Remote Gorkha relies on choppers during emergencies

July 31, 2017 08:09 AM Narahari Sapkota


GORKHA, July 30: Sarita Gurung of Dharche village was rushed to local health center following labor pain. When the health center could not treat her citing lack of expertise and equipment needed to treat her, she was taken to TU Teaching Hospital in the capital on Friday.

The family had to airlift her to Kathmandu as the place she lives in the northern part of the district is not connected to roadways. Though the chopper service cost her family dearly, they had no choice other than that. The cost paid off. After surgery at the hospital, the 29-year-old Gurung gave birth to a baby boy.

Medical services are available in the district headquarters as well. However, Gurung’s family opted for Kathmandu as it would have taken two days of walk for reaching there and they feared that she could not have made it.

On July 23, Maya Gurung of Laprak village also had labor pain. She endured it at home for three days, but could not deliver baby. Ultimately, as her health deteriorated, the 24-year-old was also airlifted to Kathmandu and brought to the same hospital where she gave birth to twins.

On the first of July, Pasang Bhuti Lama was on the verge of death while delivering baby, her family members said. During the delivery, only half of the baby’s body came out and local medics could not get the baby out. Her family chartered a helicopter and rushed her to the Paropakar Maternity and Women’s Hospital in Thapathali. She was saved by the doctors but the baby died.

68-year-old Desh Bahadur Gurung succumbed to ailments last week in district headquarters. The family had to take his body to their native village in the northern part of the district. They had to transport his dead body by chartering a helicopter which cost the family Rs 130,000.

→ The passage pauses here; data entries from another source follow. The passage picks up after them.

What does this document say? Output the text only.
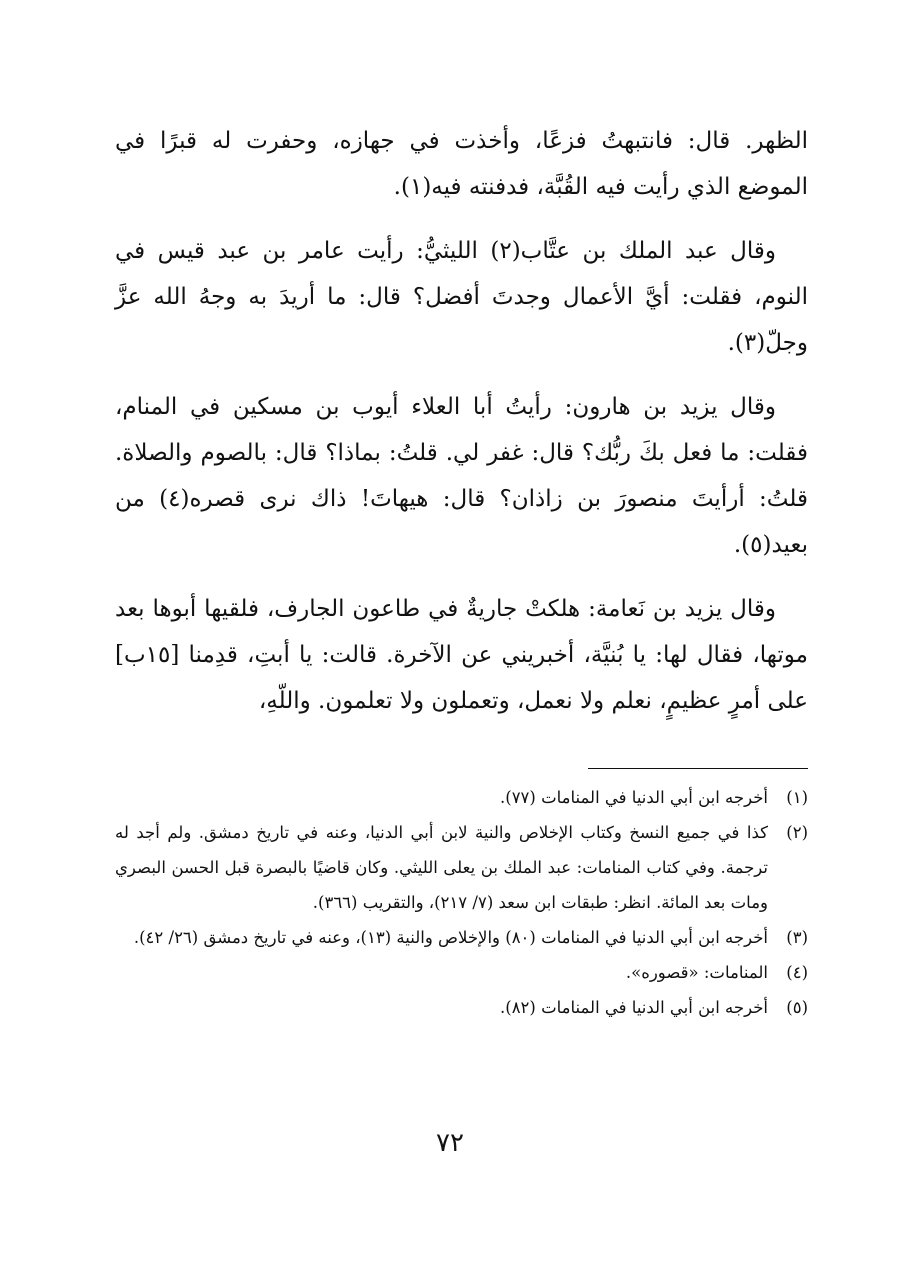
الظهر. قال: فانتبهتُ فزعًا، وأخذت في جهازه، وحفرت له قبرًا في الموضع الذي رأيت فيه القُبَّة، فدفنته فيه(١).

وقال عبد الملك بن عتَّاب(٢) الليثيُّ: رأيت عامر بن عبد قيس في النوم، فقلت: أيَّ الأعمال وجدتَ أفضل؟ قال: ما أريدَ به وجهُ الله عزَّ وجلّ(٣).

وقال يزيد بن هارون: رأيتُ أبا العلاء أيوب بن مسكين في المنام، فقلت: ما فعل بكَ ربُّك؟ قال: غفر لي. قلتُ: بماذا؟ قال: بالصوم والصلاة. قلتُ: أرأيتَ منصورَ بن زاذان؟ قال: هيهاتَ! ذاك نرى قصره(٤) من بعيد(٥).

وقال يزيد بن نَعامة: هلكتْ جاريةٌ في طاعون الجارف، فلقيها أبوها بعد موتها، فقال لها: يا بُنيَّة، أخبريني عن الآخرة. قالت: يا أبتِ، قدِمنا [١٥ب] على أمرٍ عظيمٍ، نعلم ولا نعمل، وتعملون ولا تعلمون. واللّهِ،

(١)
أخرجه ابن أبي الدنيا في المنامات (٧٧).
(٢)
كذا في جميع النسخ وكتاب الإخلاص والنية لابن أبي الدنيا، وعنه في تاريخ دمشق. ولم أجد له ترجمة. وفي كتاب المنامات: عبد الملك بن يعلى الليثي. وكان قاضيًا بالبصرة قبل الحسن البصري ومات بعد المائة. انظر: طبقات ابن سعد (٧/ ٢١٧)، والتقريب (٣٦٦).
(٣)
أخرجه ابن أبي الدنيا في المنامات (٨٠) والإخلاص والنية (١٣)، وعنه في تاريخ دمشق (٢٦/ ٤٢).
(٤)
المنامات: «قصوره».
(٥)
أخرجه ابن أبي الدنيا في المنامات (٨٢).
٧٢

These are just a few example of Gorkha people’s dependency on helicopter. Basically during emergency health cases, they are bound to spend thousands of rupees for transportation service. Families which cannot afford often lose their loved ones. District Public Health office sometimes extend financial support to the women needing delivery service. However, that is not always the case and all people don’t know about the service.
“There were three critical delivery cases within one month and for them, we recommended the Regional Health Directorate to pay their helicopter fare,” said Kedar Parajuli, chief of District Health Office, Gorkha.

Officials say that though there is budget for providing airfare in cases of critical health emergencies, only few claim it due to lack of awareness. “People have to go to Kathmandu or elsewhere even for small health problem. What to do, we have serious lack of instruments, infrastructures and human resource in remote areas,” said Parajuli. “The state should address these shortcomings by introducing separate policy for remote zones,” he added.

Seven wards of the Chumnurbi Rural Municipality and three wards of Dharche Rural Municipality are not linked to road network. Residents there have no choice other than to walk through steep hills. It takes from one day to a week for those people to reach district headquarters.

“The routes we use are not safe at all. It’s very risky to tread on those trails and more so when you are sick or carrying a sick person,” said Nanibabu Dani, who works at a remote health post in Gorkha. “Though we are here to provide health service to the people, they are bound to go to Kathmandu if we cannot provide the treatment. And since there are no roads, they are forced to charter helicopter, if they can afford,” he added.

Dani said that many of such people are forced to take debt in high interest to pay for chartering the helicopter. “When all their efforts exhaust, airlifting the patient and treating in Kathmandu is the villager’s ultimate hope. For this they even take loans at steep interest rates,” Dani said.

Dhan Bahadur Gurung, Chief of the Chumnurbi Rural Municipality stated that access to better health services is one the biggest need of the people in rural Gorkha. “Those who are poor and cannot get debt on time have no choice but to wait for death. Getting accessing to better health services is our biggest need,” he said. “Those who are resourceful and have affluent kin in the city afford chartering helicopters easily. And those who are influential do get loans at better interest rates. But there are many helpless people who die untimely,” he narrated.

He added that lack of road linkage to several villages and costly fares - even in places where road transportation is available - has been a serious setback for the residents of remote areas.